Not too many people were recommending Laverne & Shirley this 1979-1980 season, however...when they could find the show on their dials, that is. In one of the biggest freefalls in Nielsen ratings history, Laverne & Shirley went from the number one-watched show in the country (for the second year running) for the 1978-1979 season, to the bottom of the barrel when ABC inexplicably swapped the timeslots of two of their most successful shows: Laverne & Shirley out of its established Tuesday 8:30pm slot, with what the network thought was their next big smash, the much-hyped Angie, starring Saturday Night Fever's Donna Pescow and Airplane's Robert Hayes at its Thursday 8:30pm time slot (Angie had garnered a rather astounding 5th most-watched show of the previous season with just a mid-season start in February). Wrong on both counts.
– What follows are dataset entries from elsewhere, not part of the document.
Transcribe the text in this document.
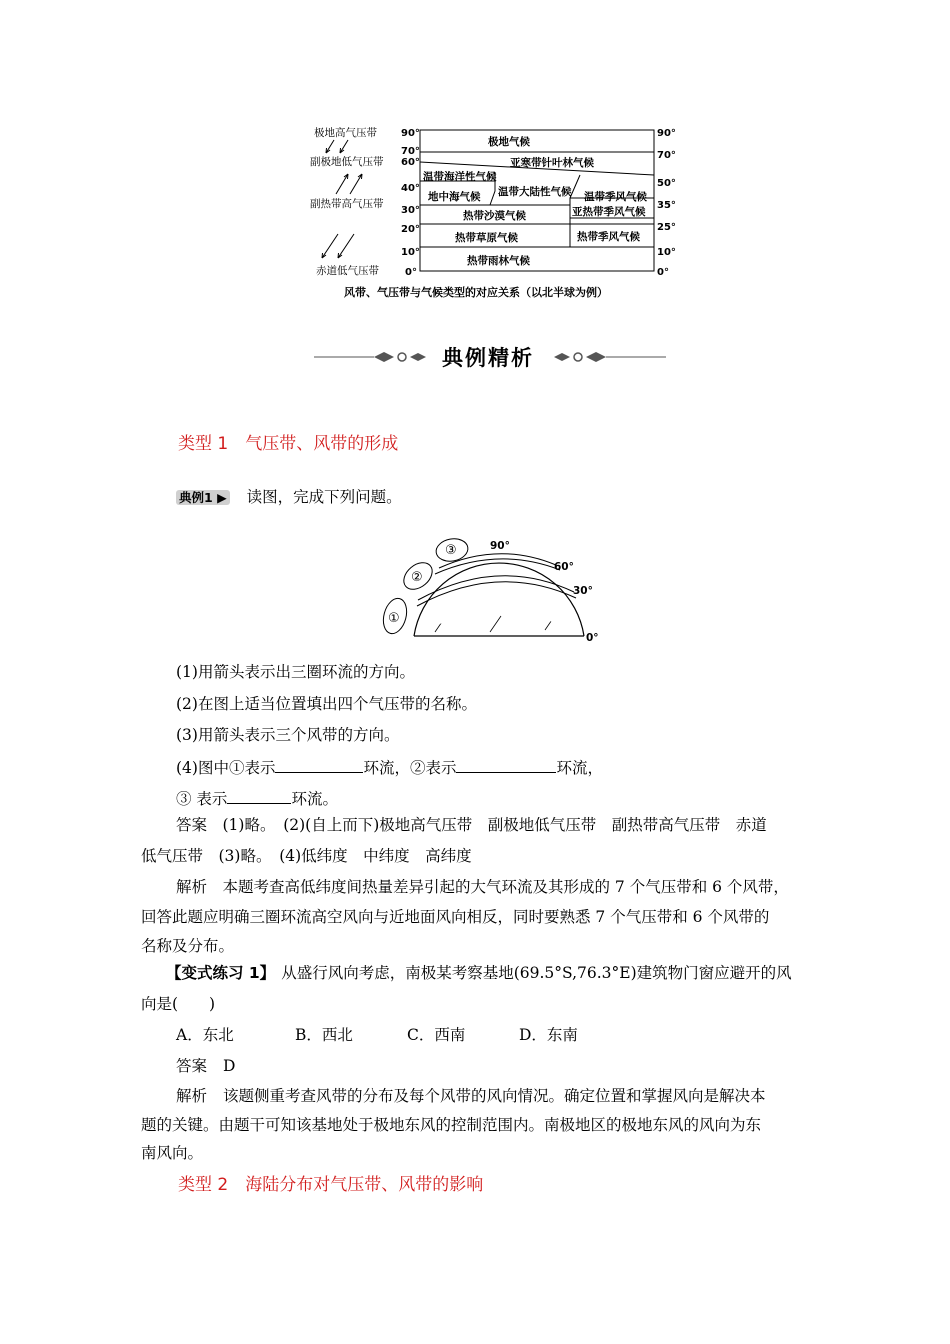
极地高气压带
副极地低气压带
副热带高气压带
赤道低气压带
90°
70°
60°
40°
30°
20°
10°
0°
90°
70°
50°
35°
25°
10°
0°
极地气候
亚寒带针叶林气候
温带海洋性气候
温带大陆性气候 温带季风气候
地中海气候
热带沙漠气候	亚热带季风气候
热带草原气候	热带季风气候
热带雨林气候
风带、气压带与气候类型的对应关系（以北半球为例）
典例精析
类型 1　气压带、风带的形成
典例1 ▶ 读图，完成下列问题。
①
②
③	90°
60°
30°
0°
(1)用箭头表示出三圈环流的方向。
(2)在图上适当位置填出四个气压带的名称。
(3)用箭头表示三个风带的方向。
(4)图中①表示	环流，②表示	环流，
③ 表示	环流。
答案　(1)略。　(2)(自上而下)极地高气压带　副极地低气压带　副热带高气压带　赤道
低气压带　(3)略。　(4)低纬度　中纬度　高纬度
解析　本题考查高低纬度间热量差异引起的大气环流及其形成的 7 个气压带和 6 个风带，
回答此题应明确三圈环流高空风向与近地面风向相反，同时要熟悉 7 个气压带和 6 个风带的
名称及分布。
【变式练习 1】 从盛行风向考虑，南极某考察基地(69.5°S,76.3°E)建筑物门窗应避开的风
向是(　　)
A．东北	B．西北	C．西南	D．东南
答案 D
解析 该题侧重考查风带的分布及每个风带的风向情况。确定位置和掌握风向是解决本
题的关键。由题干可知该基地处于极地东风的控制范围内。南极地区的极地东风的风向为东
南风向。
类型 2　海陆分布对气压带、风带的影响
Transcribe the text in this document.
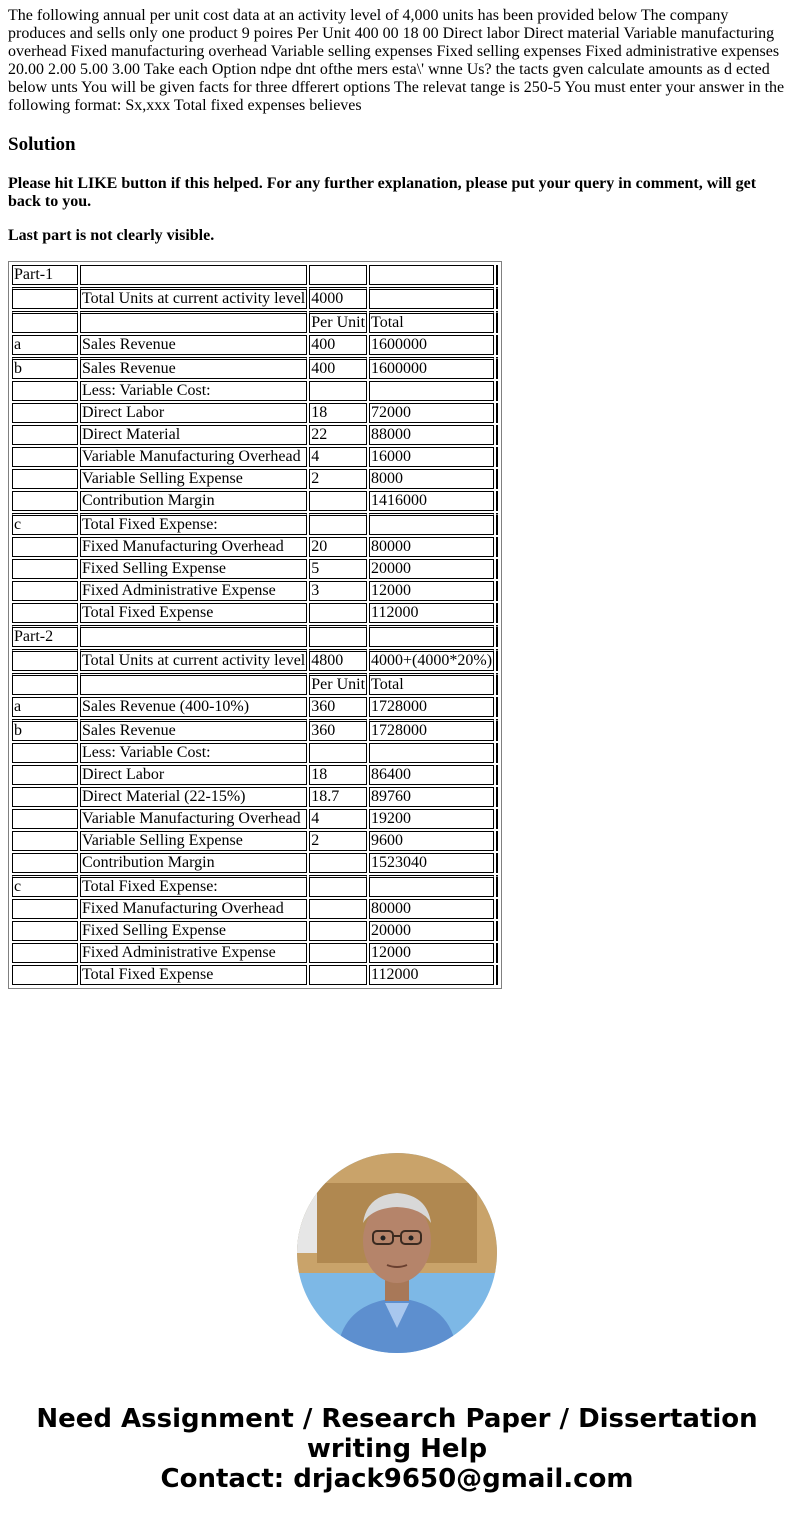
The following annual per unit cost data at an activity level of 4,000 units has been provided below The company produces and sells only one product 9 poires Per Unit 400 00 18 00 Direct labor Direct material Variable manufacturing overhead Fixed manufacturing overhead Variable selling expenses Fixed selling expenses Fixed administrative expenses 20.00 2.00 5.00 3.00 Take each Option ndpe dnt ofthe mers esta\' wnne Us? the tacts gven calculate amounts as d ected below unts You will be given facts for three dfferert options The relevat tange is 250-5 You must enter your answer in the following format: Sx,xxx Total fixed expenses believes

Solution

Please hit LIKE button if this helped. For any further explanation, please put your query in comment, will get back to you.

Last part is not clearly visible.

Part-1				
	Total Units at current activity level	4000		
		Per Unit	Total	
a	Sales Revenue	400	1600000	
b	Sales Revenue	400	1600000	
	Less: Variable Cost:			
	Direct Labor	18	72000	
	Direct Material	22	88000	
	Variable Manufacturing Overhead	4	16000	
	Variable Selling Expense	2	8000	
	Contribution Margin		1416000	
c	Total Fixed Expense:			
	Fixed Manufacturing Overhead	20	80000	
	Fixed Selling Expense	5	20000	
	Fixed Administrative Expense	3	12000	
	Total Fixed Expense		112000	
Part-2				
	Total Units at current activity level	4800	4000+(4000*20%)	
		Per Unit	Total	
a	Sales Revenue (400-10%)	360	1728000	
b	Sales Revenue	360	1728000	
	Less: Variable Cost:			
	Direct Labor	18	86400	
	Direct Material (22-15%)	18.7	89760	
	Variable Manufacturing Overhead	4	19200	
	Variable Selling Expense	2	9600	
	Contribution Margin		1523040	
c	Total Fixed Expense:			
	Fixed Manufacturing Overhead		80000	
	Fixed Selling Expense		20000	
	Fixed Administrative Expense		12000	
	Total Fixed Expense		112000	
Need Assignment / Research Paper / Dissertation
writing Help
Contact: drjack9650@gmail.com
The move decimated both show's ratings, with once-promising Angie cancelled by the spring of 1980, and Laverne & Shirley first quickly hustled to Monday nights at 8:00pm (where it got creamed by Little House on the Prairie), and then back to its Tuesday 8:30pm slot in February. Ratings ticked up, but not even close enough for Laverne & Shirley to crack the Nielsen Top Thirty―a humiliating, completely unnecessary showing for a series that wasn't "broke" in the first place. Laverne & Shirley's sixth season would see the ratings rise higher again...but nowhere near its previous glory.

The DVD:

The Video:
The full-screen, 1.33:1 transfers for Laverne & Shirley: The Fifth Season look quite good, with solid color, a crisp image, and no compression issues to speak of.

The Audio:
The Dolby Digital English split mono audio track is fine, with clean dialogue and low hiss. English subtitles are available.

The Extras:
In addition to the Happy Days episode, Shotgun Wedding: Part I, there are original episodic promos for all of the entries here, as well as an original gag reel (3:11) that shows what foul-mouthed broads our two plucky little bottlecappers were in real life. Fun (and any kind of bonus is welcome on this kind of set...even though I would have purely loved a commentary track from the leads).

Final Thoughts:
A wavering tone and some grumpy leads gives Laverne & Shirley: The Fifth Season a herky-jerky feel, with new ideas (Army=good, while it lasted; "serious" drama=bad) not exactly invigorating this once-bouncy sitcom. Still...enough laughs are present to make Laverne & Shirley: The Fifth Season recommended viewing for fans of the series and classic sitcoms.


Paul Mavis is an internationally published film and television historian, a member of the Online Film Critics Society, and the author of The Espionage Filmography.